Fermented Foods and Gut Health
The Amish tradition of pickling, fermenting, and making sauerkraut and sourdough isn’t just about food preservation. These foods introduce beneficial bacteria into the gut, and research on Amish communities has uncovered some remarkable findings about how their microbial environment affects health.
Children raised on Amish farms develop more diverse gut bacteria during their first year of life, and this early microbial diversity is strongly linked to protection against asthma. The dust in Amish farmhouses contains significantly more diverse bacteria and fungi than non-farm homes, and that diversity alone explains a large portion of why farm kids get asthma so much less often. Even children in non-farm homes show lower asthma risk when their household bacteria more closely resemble what’s found in farm homes.
The mechanism appears to involve gut bacteria that produce short-chain fatty acids, particularly butyrate. Higher levels of fecal butyrate and the bacteria that produce it are inversely associated with asthma. So the combination of fermented foods, raw dairy exposure, and living close to animals creates a microbial environment that actively protects against allergic disease. This isn’t just about the food on the plate; it’s about an entire ecosystem of microbes that the Amish lifestyle supports.

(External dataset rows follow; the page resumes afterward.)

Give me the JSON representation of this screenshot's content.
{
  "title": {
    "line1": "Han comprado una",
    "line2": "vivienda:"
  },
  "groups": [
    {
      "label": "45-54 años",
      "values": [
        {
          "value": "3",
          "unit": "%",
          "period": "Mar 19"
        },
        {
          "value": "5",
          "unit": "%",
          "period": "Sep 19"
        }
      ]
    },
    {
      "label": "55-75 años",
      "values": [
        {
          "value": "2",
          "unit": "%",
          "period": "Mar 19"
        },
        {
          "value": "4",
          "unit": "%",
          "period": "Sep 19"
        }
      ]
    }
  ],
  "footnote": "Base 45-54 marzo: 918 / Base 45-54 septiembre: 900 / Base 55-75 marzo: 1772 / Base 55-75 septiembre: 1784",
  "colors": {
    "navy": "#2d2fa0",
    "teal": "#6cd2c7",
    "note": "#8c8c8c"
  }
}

Where Amish Food Falls Short
The traditional Amish diet does have genuine nutritional weaknesses. Vegetables, while present, aren’t the centerpiece of most meals. Leafy greens and raw produce take a back seat to starches and meat, especially during winter months when families rely on canned and preserved goods. Fiber intake from fresh fruits and vegetables can be limited outside of harvest season.
The heavy reliance on saturated fat from butter, cheese, and fatty meats would concern most nutritionists if isolated from the physical activity that accompanies it. And the tradition of rich desserts, sweet breads, and sugar-heavy canned fruits adds a meaningful amount of added sugar to the diet. The fact that Amish women over 45 sometimes show obesity rates comparable to or higher than national averages suggests that even within these communities, the diet can outpace calorie needs when physical activity declines with age.
Lessons That Transfer (and Ones That Don’t)
Several principles from the Amish food system are genuinely transferable. Cooking from scratch with whole ingredients, avoiding ultra-processed food, eating seasonally, preserving food through fermentation, and sourcing meat and dairy from animals raised without industrial methods all contribute to better health outcomes regardless of how much manual labor you do.
What doesn’t transfer is the calorie load. If you’re not spending your day in hard physical labor, eating Amish-sized portions of bread, butter, meat, and casseroles will lead to weight gain. The Amish diet is healthy for the Amish because it exists within a lifestyle where 10,000-plus daily steps and hours of manual work are the norm. Strip away that context, and you’re left with a diet that’s too calorie-dense and too high in saturated fat for a sedentary person. The food itself is high-quality and minimally processed, but the portions and fat content only work when matched with serious daily movement.